To date, Rollin Leonard's work has been a systematic exploration of the human body's digital afterlife. His photographed subjects are submitted to all kinds of algorithmic tortures, their limbs disjoined from one another or repeated indefinitely to create compositions that are abstract yet still recognizably humanoid. For Leonard, it is important that some semblance of the body remain visible in the final product, whether we see it splintered into a thousand pieces over the course of a GIF or are able to recognize a stray eyeball in the gridded masses of his sculptural installations.

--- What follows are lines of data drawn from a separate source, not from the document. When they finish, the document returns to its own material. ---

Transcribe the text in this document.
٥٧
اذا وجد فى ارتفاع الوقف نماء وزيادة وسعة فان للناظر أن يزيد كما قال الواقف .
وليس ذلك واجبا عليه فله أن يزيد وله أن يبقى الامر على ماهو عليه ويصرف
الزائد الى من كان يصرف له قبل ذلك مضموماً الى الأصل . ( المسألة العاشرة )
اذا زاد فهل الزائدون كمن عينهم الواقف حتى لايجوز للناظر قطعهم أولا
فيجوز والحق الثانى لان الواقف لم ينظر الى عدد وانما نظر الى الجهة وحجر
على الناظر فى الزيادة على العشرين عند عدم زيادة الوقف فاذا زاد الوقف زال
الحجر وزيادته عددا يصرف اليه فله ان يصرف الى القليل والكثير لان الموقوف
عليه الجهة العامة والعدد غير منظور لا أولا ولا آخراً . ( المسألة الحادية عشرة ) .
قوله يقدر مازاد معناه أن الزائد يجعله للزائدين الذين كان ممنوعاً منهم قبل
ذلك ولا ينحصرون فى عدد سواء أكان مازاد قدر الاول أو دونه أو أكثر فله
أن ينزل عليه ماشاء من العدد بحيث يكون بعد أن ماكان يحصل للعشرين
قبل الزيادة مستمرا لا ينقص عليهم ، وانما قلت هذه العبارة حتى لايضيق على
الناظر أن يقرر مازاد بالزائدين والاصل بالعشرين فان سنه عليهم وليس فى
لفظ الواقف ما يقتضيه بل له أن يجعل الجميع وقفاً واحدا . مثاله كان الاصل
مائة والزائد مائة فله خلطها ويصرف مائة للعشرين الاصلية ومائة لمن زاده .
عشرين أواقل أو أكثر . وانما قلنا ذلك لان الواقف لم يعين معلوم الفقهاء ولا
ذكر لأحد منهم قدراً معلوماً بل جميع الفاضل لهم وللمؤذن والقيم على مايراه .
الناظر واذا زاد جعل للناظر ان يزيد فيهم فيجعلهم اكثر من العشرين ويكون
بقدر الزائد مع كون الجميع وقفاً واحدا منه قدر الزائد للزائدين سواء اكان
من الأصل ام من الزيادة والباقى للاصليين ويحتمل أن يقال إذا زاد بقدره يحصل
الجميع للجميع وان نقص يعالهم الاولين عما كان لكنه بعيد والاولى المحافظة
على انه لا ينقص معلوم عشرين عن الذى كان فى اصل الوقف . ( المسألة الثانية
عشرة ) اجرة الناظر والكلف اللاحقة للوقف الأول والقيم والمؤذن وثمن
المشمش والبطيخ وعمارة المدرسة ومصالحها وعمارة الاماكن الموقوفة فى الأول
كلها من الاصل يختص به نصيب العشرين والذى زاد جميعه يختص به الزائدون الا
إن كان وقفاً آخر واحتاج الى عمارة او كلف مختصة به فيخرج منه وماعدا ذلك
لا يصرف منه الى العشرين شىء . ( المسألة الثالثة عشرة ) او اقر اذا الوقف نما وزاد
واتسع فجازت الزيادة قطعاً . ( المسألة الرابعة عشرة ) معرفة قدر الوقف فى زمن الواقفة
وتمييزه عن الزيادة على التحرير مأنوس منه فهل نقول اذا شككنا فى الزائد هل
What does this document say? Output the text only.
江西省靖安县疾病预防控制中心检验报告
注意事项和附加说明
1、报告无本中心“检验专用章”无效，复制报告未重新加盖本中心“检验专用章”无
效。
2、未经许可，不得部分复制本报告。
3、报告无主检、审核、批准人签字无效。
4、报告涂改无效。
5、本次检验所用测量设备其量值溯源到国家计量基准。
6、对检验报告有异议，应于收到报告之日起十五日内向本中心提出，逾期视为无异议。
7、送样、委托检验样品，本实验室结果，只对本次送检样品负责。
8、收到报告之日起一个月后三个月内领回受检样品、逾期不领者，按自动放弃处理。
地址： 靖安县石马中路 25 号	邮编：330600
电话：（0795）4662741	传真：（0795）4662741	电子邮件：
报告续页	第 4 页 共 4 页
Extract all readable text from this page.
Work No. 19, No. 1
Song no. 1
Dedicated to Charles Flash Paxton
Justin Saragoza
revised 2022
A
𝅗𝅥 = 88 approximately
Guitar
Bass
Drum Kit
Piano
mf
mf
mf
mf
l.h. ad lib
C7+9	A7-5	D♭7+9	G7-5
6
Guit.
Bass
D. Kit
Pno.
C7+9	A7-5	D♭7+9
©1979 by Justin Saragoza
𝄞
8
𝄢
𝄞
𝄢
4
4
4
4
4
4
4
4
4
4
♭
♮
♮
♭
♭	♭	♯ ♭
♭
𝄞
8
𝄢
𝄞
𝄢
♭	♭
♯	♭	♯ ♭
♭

In his new series, 'Water Lens, Wave', Leonard abandons the harsh angularity for which he is known in favor of more organic forms; he has essentially moved from a mechanics of solids to a mechanics of fluids. Each individual piece is an exercise in liquid imagery and is produced through an elaborate photographic process. A sheet of glass is interposed between Leonard’s face and the camera; the glass itself is coated with a water-repellent mask; and when liquid is released onto the glass pane, it is pushed into particular shapes and spatial trajectories based on the specific pattern employed by the artist. Leonard’s face is not only distorted beneath the fluid substance, but is diffracted in a highly controlled and dynamic fashion. Some of the resultant forms more obviously bear witness to their watery origins, while others are so thin and labile that their movements are likely to evoke a stereo waveform or the vital signs of a hospital monitor.

The pieces are infinitely looped, stop-motion animations; each frame is a different photograph of the liquid in the course of its progress. The waves are vertically oriented in the tradition of portraiture. Occasionally one can see eyes and a mouth that bracket the fleshy squiggle gyrating across the screen; at other times the artist has simply become an enormously elongated snout. The flattened and photographed body re-enters the organic world in a drastically altered form.

With Droplet Wave, Leonard continues to push his practice in exciting new directions while also pushing the limits of current technology: in this case, the repurposing of a simple hydrophobic spray.

The unique pieces in this series, which are titled for their place in the grid – Water Lens, Wave: 2B, Water Lens, Wave: 4C, and so on – are sold individually or can be collected at the debut at Moving Image as a complete set of twelve. Collectors receive the individual looped moving image in 1080p and 4K video formats, along with the looped moving image grid, delivered on a custom engraved USB drive.

This series is part of a new body of work that will culminate in a 2015 transatlantic exhibition opening simultaneously in NYC at TRANSFER, in Paris at XPO Gallery and on the Internet at Cloaque.org.